Correspondence-Oriented Imitation Learning: Flexible Visuomotor Control with 3D Conditioning

TL;DR

COIL introduces a flexible 3D correspondence-based framework for visuomotor control, where tasks are specified by the 3D trajectories of keypoints on scene objects and can vary in spatial and temporal granularity. A Spatio-Temporal Transformer fuses 3D observations, tracked keypoints, and the task representation to produce multi-step actions via a flow-matching head, trained with self-supervised hindsight correspondence labeling and augmentation. The approach demonstrates strong zero-shot generalization across rigid and deformable tasks, outperforming baselines and handling varying specification densities, with ablations confirming the importance of attention mechanisms and robust training.
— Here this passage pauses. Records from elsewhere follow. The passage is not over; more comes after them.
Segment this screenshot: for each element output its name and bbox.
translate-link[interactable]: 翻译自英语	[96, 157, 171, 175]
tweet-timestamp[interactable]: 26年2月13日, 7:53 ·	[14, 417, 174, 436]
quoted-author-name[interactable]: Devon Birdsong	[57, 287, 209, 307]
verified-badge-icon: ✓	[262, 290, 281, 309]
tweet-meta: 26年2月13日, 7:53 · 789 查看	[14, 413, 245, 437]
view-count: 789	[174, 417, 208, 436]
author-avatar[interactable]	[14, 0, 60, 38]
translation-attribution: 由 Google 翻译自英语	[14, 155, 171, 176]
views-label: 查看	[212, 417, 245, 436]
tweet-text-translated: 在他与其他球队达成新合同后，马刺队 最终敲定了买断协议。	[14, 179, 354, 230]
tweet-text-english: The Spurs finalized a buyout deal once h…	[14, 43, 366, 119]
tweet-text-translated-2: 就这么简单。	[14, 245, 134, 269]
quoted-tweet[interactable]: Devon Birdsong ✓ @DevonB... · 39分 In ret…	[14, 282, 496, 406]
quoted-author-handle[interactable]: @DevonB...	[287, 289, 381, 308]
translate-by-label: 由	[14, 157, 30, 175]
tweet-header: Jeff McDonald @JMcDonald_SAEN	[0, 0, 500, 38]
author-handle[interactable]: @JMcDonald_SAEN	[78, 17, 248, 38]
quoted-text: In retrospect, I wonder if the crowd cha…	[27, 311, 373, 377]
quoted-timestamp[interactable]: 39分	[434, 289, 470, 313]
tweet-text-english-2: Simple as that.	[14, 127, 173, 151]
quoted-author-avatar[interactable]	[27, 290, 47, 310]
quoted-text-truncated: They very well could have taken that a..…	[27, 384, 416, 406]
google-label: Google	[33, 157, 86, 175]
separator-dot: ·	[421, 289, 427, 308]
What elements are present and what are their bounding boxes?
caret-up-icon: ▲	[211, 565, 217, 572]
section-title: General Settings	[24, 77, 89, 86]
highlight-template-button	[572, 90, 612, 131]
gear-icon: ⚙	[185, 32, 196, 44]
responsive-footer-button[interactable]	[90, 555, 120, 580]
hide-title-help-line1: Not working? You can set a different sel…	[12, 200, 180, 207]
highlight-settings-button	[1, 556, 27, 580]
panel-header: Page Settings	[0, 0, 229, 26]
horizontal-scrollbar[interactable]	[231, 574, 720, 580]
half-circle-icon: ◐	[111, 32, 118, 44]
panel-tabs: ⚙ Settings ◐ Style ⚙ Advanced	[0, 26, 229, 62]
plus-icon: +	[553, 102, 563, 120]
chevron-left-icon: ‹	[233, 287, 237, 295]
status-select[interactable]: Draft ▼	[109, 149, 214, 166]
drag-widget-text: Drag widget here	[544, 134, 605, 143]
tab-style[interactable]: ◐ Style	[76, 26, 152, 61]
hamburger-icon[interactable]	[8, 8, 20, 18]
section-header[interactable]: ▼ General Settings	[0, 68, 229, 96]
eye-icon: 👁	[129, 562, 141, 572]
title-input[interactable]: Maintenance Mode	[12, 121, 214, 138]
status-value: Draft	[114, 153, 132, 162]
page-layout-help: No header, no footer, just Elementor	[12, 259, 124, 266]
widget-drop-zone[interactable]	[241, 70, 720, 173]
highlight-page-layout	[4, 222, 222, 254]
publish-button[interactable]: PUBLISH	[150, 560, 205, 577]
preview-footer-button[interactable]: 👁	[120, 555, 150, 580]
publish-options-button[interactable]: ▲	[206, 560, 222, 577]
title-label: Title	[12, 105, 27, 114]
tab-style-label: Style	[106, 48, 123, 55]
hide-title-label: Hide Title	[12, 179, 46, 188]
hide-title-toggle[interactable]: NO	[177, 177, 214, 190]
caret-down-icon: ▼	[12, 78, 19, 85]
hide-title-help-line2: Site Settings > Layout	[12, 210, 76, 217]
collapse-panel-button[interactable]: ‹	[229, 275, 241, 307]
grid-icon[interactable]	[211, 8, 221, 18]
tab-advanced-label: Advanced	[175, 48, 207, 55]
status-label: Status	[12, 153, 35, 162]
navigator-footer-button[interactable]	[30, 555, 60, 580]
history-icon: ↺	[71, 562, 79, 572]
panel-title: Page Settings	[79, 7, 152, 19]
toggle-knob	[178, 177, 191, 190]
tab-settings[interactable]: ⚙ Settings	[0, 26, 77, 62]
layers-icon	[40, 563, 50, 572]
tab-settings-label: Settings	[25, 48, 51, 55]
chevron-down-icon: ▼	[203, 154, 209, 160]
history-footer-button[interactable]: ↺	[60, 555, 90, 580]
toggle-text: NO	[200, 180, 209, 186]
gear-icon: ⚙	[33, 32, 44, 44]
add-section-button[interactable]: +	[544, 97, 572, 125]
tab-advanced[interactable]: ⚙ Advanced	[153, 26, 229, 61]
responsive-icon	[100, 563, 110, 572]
This work advances scalable, interpretable robot learning by grounding flexible, 3D task representations directly in perception and action.

Abstract

We introduce Correspondence-Oriented Imitation Learning (COIL), a conditional policy learning framework for visuomotor control with a flexible task representation in 3D. At the core of our approach, each task is defined by the intended motion of keypoints selected on objects in the scene. Instead of assuming a fixed number of keypoints or uniformly spaced time intervals, COIL supports task specifications with variable spatial and temporal granularity, adapting to different user intents and task requirements. To robustly ground this correspondence-oriented task representation into actions, we design a conditional policy with a spatio-temporal attention mechanism that effectively fuses information across multiple input modalities. The policy is trained via a scalable self-supervised pipeline using demonstrations collected in simulation, with correspondence labels automatically generated in hindsight. COIL generalizes across tasks, objects, and motion patterns, achieving superior performance compared to prior methods on real-world manipulation tasks under both sparse and dense specifications.

Paper Structure

This paper contains 18 sections, 1 equation, 4 figures, 2 tables.

Figures (4)

  • Figure 1: We introduce COIL, an approach for versatile manipulation conditioned on a correspondence-oriented task representation in 3D. Each task is defined by a set of keypoints annotated on the observed point cloud of scene objects, with task goals and constraints expressed as their intended 3D trajectories. Unlike prior work that assumes a fixed number of keypoints or densely sampled time steps, COIL supports task specifications with variable spatial and temporal granularity, allowing users or planners to adapt the level of detail based on the task's complexity or intent.
  • Figure 2: Overview of COIL Policy. Our policy encodes the task representation, tracked keypoints, and observed point cloud using shared 3D coordinate encoders. Temporal information is injected via normalized positional encodings. A Spatio-Temporal Transformer efficiently fuses these inputs by interleaving spatial and temporal self-attention and applying cross-attention with the visual observations. The resulting representation is combined with proprioception and passed to a flow-matching head to generate multi-step actions. This design enables effective grounding of task specifications of varying spatial and temporal granularities into precise, executable actions.
  • Figure 3: Task Execution. From left to right: selected input specification to the policy for each evaluation task, execution of our policy, and the robot's achieved end-effector trajectory. Our policy demonstrates behaviors to flexibly adapt to the objects in scene by rotating the gripper to avoid hitting the drawer in the Pick-and-Place task and correctly manipulating the side of the scarf in the Folding task. It also demonstrates accurate trajectory following capabilities in the Sweeping task.
  • Figure 4: Failure Analysis. We categorize real-world failure cases into perception failures and execution failures, and visualize their proportions across all evaluation tasks. The majority of failures stem from inaccuracies in point tracking, particularly under occlusion or clutter. Execution failures most commonly occur during the grasping phase , often when objects are flat or lack distinctive geometry, making it difficult for the policy to localize reliable grasp points.